Fraud is obviously a problem in the telemedicine arena. But it is not exclusive to telemedicine. Long before the pandemic, fraudsters were being arrested and prosecuted for stealing millions from Medicare and Medicaid. Doctors were writing fake prescriptions and insurance companies were paying kickbacks to pharmacy benefit managers. None of this is new. Moreover, telemedicine didn’t give birth to it.
To insist that telemedicine must be scrapped due to its potential to aid healthcare fraud is disingenuous and intellectually dishonest. If we applied the same logic across every industry that utilizes similar technology, we would have to completely shut down the internet and return to how we did things prior to the mid-1990s.
1. How Fraud Is Perpetrated
Healthcare fraud is a special kind of fraud because it involves bilking the federal government and health insurance companies. There are as many schemes as there are people who perpetrate them. However, the fundamental basis of all fraud is identical across every case: billing for services, tests, and devices that are not actually delivered.

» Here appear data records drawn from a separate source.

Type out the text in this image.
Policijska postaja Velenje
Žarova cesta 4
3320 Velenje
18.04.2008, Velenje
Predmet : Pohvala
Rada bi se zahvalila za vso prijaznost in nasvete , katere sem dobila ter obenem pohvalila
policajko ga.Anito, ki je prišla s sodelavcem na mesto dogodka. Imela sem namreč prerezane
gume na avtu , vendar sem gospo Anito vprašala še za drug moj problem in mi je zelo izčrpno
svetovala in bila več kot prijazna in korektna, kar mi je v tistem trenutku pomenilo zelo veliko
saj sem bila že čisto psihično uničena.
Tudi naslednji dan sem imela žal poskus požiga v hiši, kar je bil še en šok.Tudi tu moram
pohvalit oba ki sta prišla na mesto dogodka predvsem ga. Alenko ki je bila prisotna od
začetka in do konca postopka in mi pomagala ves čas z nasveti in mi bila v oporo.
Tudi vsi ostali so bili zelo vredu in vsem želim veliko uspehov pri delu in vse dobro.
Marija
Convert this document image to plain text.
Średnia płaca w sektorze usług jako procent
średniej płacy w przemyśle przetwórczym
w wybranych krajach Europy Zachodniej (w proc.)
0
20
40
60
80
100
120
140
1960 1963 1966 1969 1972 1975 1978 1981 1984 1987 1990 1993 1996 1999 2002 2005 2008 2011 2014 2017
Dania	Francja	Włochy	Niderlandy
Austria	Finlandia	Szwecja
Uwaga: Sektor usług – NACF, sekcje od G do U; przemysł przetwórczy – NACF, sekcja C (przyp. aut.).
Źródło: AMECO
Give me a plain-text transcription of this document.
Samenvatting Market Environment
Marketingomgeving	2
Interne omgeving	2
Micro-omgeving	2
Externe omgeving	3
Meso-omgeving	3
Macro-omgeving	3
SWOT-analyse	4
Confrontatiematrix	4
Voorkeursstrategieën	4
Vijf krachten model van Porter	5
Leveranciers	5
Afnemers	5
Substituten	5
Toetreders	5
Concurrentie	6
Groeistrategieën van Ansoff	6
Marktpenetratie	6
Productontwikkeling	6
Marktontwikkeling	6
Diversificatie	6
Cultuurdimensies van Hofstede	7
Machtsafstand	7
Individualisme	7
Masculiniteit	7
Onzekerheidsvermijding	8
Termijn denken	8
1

One of the most notable telemedicine fraud cases being worked right now involves dozens of people in multiple states. The masters of this scheme have enlisted the help of doctors, nurses, and telemedicine companies to sign off on orders for medical devices and tests for Medicare patients. Meanwhile, they also recruited patients willing to attest to having received what Medicare was being billed for.
Both provider and patient are financially compensated for their participation. Meanwhile, the fraudsters keep the rest of the money. At last count, prosecutors say the scheme has cost Medicare some $67 million. And this is just one case.
2. Technology Isn’t the Problem
It is easy to blame telemedicine in cases like this, just because fraudsters relied on fake telemedicine visits and relaxed Medicare rules to perpetrate their fraud. However, the technology isn’t the problem. Telemedicine is only a tool through which doctors and patients interact. It can neither perpetrate fraud nor encourage such activity.
Above and beyond the fact that people are dishonest, the real culprit in all of this is America’s healthcare payment system. It is a behemoth consisting of a handful of health insurance carriers and the monstrosities that are Medicare and Medicaid. The latter two are so vast and convoluted as to be easy pickings for fraudsters who know the chances of getting caught are slim.
3. Telemedicine Offers a Lot
Despite the potential for fraud, telemedicine offers a lot. CSI Health, a San Antonio technology company that designs and builds telemedicine solutions, says that remote healthcare capabilities are getting better all the time. Telemedicine kiosks now have diagnostic tools that deliver data in real time. Portable solutions allow doctors to take quality healthcare into emergency zones. Full remote clinics bring primary care to rural areas where doctors do not physically practice.
The COVID-19 pandemic has demonstrated the true potential of telemedicine in the modern world. To deny that potential is to purposely turn a blind eye to how well telemedicine served the American public at a time when doctor’s offices and hospitals were inaccessible. That being the case, citing fraud as a reason to turn back the clock is not valid. Fraud will continue to occur whether telemedicine is used or not.